Streep plays Ellen Martin, a kindly but smart and reasonably well-off grandmother who loses her husband in a freak accident in a cruise boat. And seeks the guidance of professionals of what to do next, and how to get the insurance claim. This leads to David Schwimmer in a very brief but brilliant role. He’s the owner of a small business, just trying to make a buck, not trying to hurt anybody, and discovers when it’s too late that you can’t save money on insurance.

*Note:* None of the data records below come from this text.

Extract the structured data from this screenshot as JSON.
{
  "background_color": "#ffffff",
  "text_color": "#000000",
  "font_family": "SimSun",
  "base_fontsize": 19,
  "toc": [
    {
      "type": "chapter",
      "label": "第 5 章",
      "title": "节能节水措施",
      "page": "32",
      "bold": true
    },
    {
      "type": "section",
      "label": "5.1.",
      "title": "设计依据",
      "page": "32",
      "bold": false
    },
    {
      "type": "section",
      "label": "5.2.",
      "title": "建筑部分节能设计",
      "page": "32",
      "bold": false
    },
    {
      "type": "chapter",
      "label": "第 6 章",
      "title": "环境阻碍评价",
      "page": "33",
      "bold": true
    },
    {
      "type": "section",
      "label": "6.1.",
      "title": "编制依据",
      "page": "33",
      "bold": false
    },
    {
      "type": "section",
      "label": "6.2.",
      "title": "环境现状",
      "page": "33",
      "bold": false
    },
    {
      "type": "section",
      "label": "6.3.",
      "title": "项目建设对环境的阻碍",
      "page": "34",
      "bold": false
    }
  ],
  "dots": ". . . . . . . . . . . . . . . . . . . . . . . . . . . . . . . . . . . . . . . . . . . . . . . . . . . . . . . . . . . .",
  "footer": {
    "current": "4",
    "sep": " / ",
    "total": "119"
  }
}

The film then flies across cultures dropping in on rich folks and the fraudulent schemes they get their money tied into. One of the main issues with the film is its inability to stay in one place for very long and satisfyingly tie in the various stories together. Streep disappears for a long portion of the film and we’re following people we don’t know and have no reason to care about other than the fact that they’re rich and they are most likely in the process of screwing someone (or many someones) over.
Ultimately, The Laundromat leads to the publishing of the Panama Papers. So it’s an important look at the world’s financial systems benefitting the already rich, but it’s also a zippy, satirical version of a based-on-a-true story. It’s uneven and unimpactful, but it’s also funny and smart. It’s unlikely to have much staying power, another peculiar oddity for a film brought to us by legends of the industry.